Offshore ile ilgili başka bir negatif algı da PO Box-Posta Kutusu- numaralarından kaynaklanıyor. Bir işyerinin adresi PO Box olursa, orada usulsüz bir iş yapılıyormuş algısı oluşuyor. Ama unutmayalım ki, posta kutusu uygulaması Türkiye'de de var. Ama Türkler posta kutusu kullanmayı pek sevmediğinden, onun yerine "….eliyle" yöntemini bulmuşlardır. Köyde yaşayan birine bir mektup veya paket göndermek istendiğinde ""Işık Kitabevi eliyle", "Şehir Lokantası eliyle" şeklinde gönderildiğini halen görüyoruz. Bunun nedeni de köylerde posta servisinin olmayışı. İngiliz Virgin Adaları'nın coğrafyası da -iklimi hariç- Karadeniz Bölgesi'ni aratmayacak kadar engebelidir. Orada gerçek ve tüzel kişilerin hepsinin PO box numarası vardır, çünkü İngiliz Virgin Adaları'nda sokak isimleri yoktur ve Road Town isimli merkezden 1 km uzaklaşıldıktan sonra posta dağıtıcılarına da rastlanmaz. İngiliz Virjin Adaları'nda yapılacak bir ev ziyaretinin bir Karadeniz köyüne bir eve ziyarete gitmekten hiçbir farkı yoktur ve cadde/sokak isimleri bulunmadığından ancak tariflerle yolunuzu bulursunuz. İşte o çok yanlış anlaşılan bu küçük adacık devletlerin -Türkiye'deki küçük bir ilçeden daha büyük değillerdir- PO Box numarası hikayesi bundan ibarettir.
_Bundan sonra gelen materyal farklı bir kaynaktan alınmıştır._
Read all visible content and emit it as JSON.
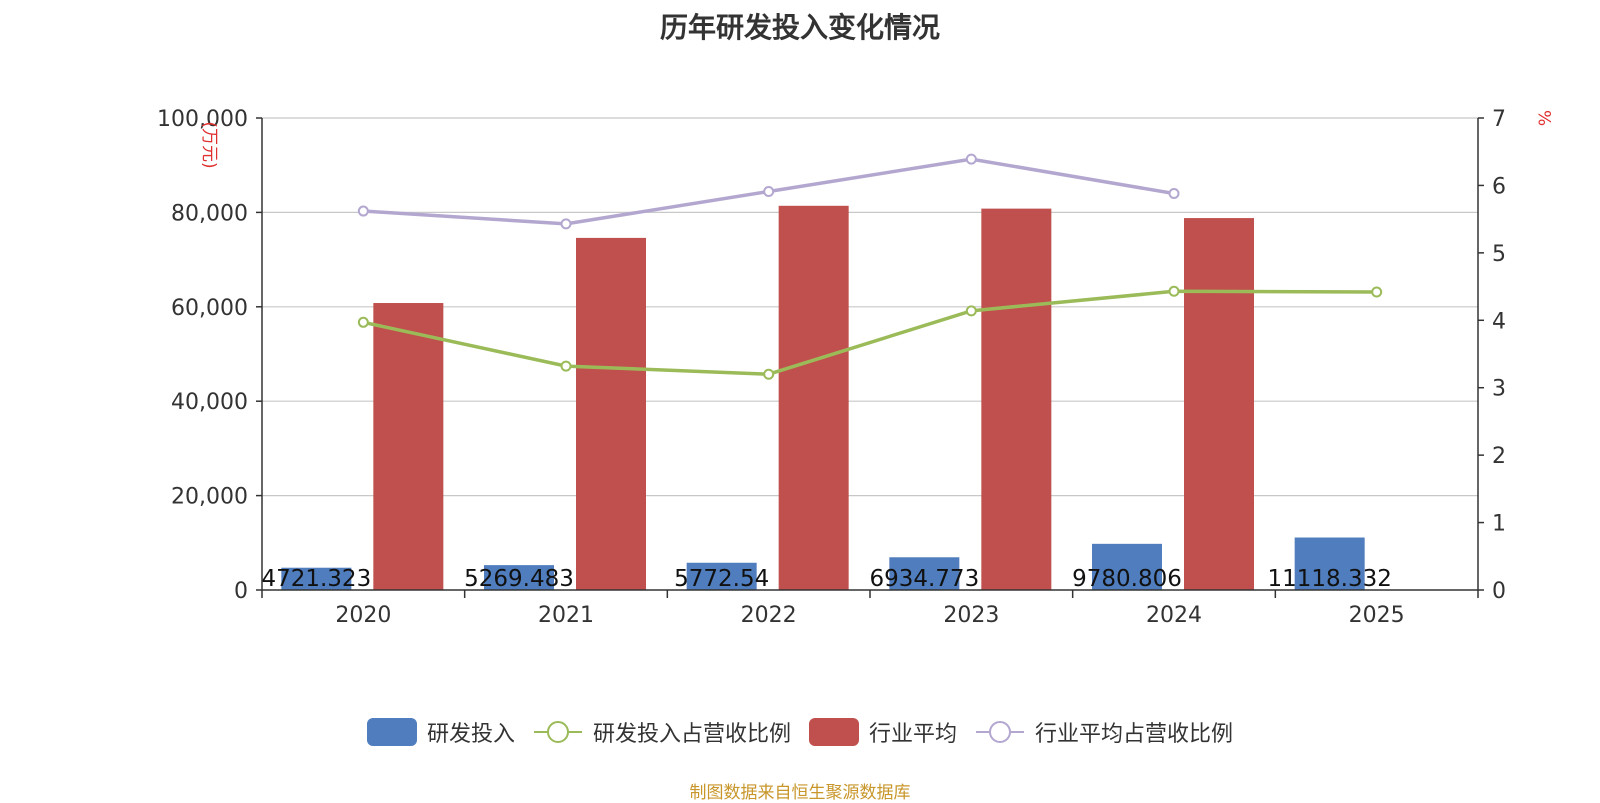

Offshore finans merkezleri, kurumlar vergisinin hiç olmaması ya da yok denecek kadar az bir oranda olması dolayısıyla, yurtdışında ticaret yapan, özellikle büyümekte olan şirketler için ideal bir yapı sunar. Örneğin, bir Türk şirketi Çin'den mal alıp Somali'de satacak ise bu ticaretin Türkiye'de kurulmuş bir şirket üzerinden yürütülmesi hemen vergilendirmeyi gerektirirken, offshore da kurulan bir şirket ile gerçekleştirilmesi durumunda, gelirden edilen vergi ödemesi ertelenmiş olacak ve böylece şirketin büyümesi ve daha büyük projelere imza atabilmesi için kasasında sermaye birikecektir. Bu, vergi kaçırma olarak nitelenemez, çünkü kazanç Türkiye'ye temettü olarak getirildiğinde vergiye tabii tutulacaktır. Olsa olsa vergi ödemeyi geçiktirme olarak nitelenebilir. Bu geciktirmenin diğer bir yararı da "Varlık Barışı" olabilir.
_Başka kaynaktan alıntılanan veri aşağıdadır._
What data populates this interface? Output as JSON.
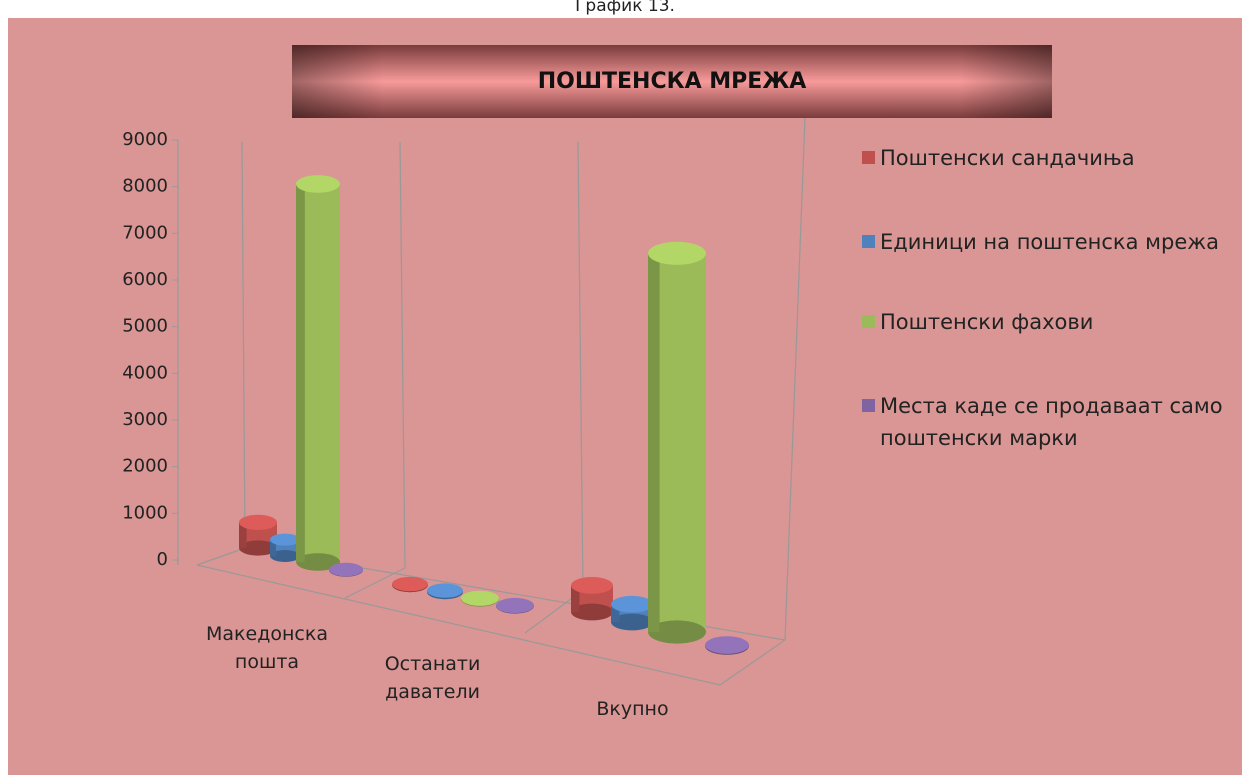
{
  "caption": "График 13.",
  "chart_data": {
    "type": "bar3d",
    "title": "ПОШТЕНСКА МРЕЖА",
    "categories": [
      "Македонска пошта",
      "Останати даватели",
      "Вкупно"
    ],
    "series": [
      {
        "name": "Поштенски сандачиња",
        "color": "#c0504d",
        "values": [
          550,
          20,
          570
        ]
      },
      {
        "name": "Единици на поштенска мрежа",
        "color": "#4f81bd",
        "values": [
          350,
          30,
          380
        ]
      },
      {
        "name": "Поштенски фахови",
        "color": "#9bbb59",
        "values": [
          8100,
          15,
          8115
        ]
      },
      {
        "name": "Места каде се продаваат само поштенски марки",
        "color": "#8064a2",
        "values": [
          10,
          10,
          20
        ]
      }
    ],
    "ylim": [
      0,
      9000
    ],
    "yticks": [
      0,
      1000,
      2000,
      3000,
      4000,
      5000,
      6000,
      7000,
      8000,
      9000
    ]
  }
}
Varlık Barışı'nın da içinde yer aldığı Torba Kanun Tasarısı Meclis Genel Kurulu'nda kabul edilerek yasalaştı. Varlık Barışı Yasası, yurtdışındaki para, altın, döviz, menkul kıymet ve sermaye piyasası araçlarını Türkiye'ye getirmek üzere beyanda bulunanlara vergi avantajı getiriyor. En son 2009'da böyle bir barış yapılmış ve yurda taşınan varlıklardan %2 oranında vergi alınmıştı. %2'lik oran bu yasada da uygulanıyor.
Her çıkan skandalla offshore yönetmelik ve yasalarını arttırarak bu finans merkezlerini daha şeffaf yapmak amaçlansa da Batı'nın kendi yarattığı bu yapıyı yok etmesi mümkün değil. Neden?
1- Çok kârlı,
2- İşlemlerin ezici çoğunluğu hukuki çerçevede gerçekleşiyor,
3- Ülkelerarası bunca haksız rekabet varken "haksız vergi rekabeti" argumanı etkisiz kalıyor;
4- Batı bankaları aslında bu merkezleri en çok kullananlar ve bu mega geminin dümeninde olanlar.
Wall Street ve City of London bankalarını kontrol altında tutamayan, global ekonomik düzenin emrine amade Batı'nın offshore'u tamamen kontrolü altına alması oldukça zor iken, Doğu'nun yeni zenginlerinin yeni edindikleri varlıklarını koruma ve daha da zengin etme çabaları uzunca bir süre daha devam edecek gibi görünüyor.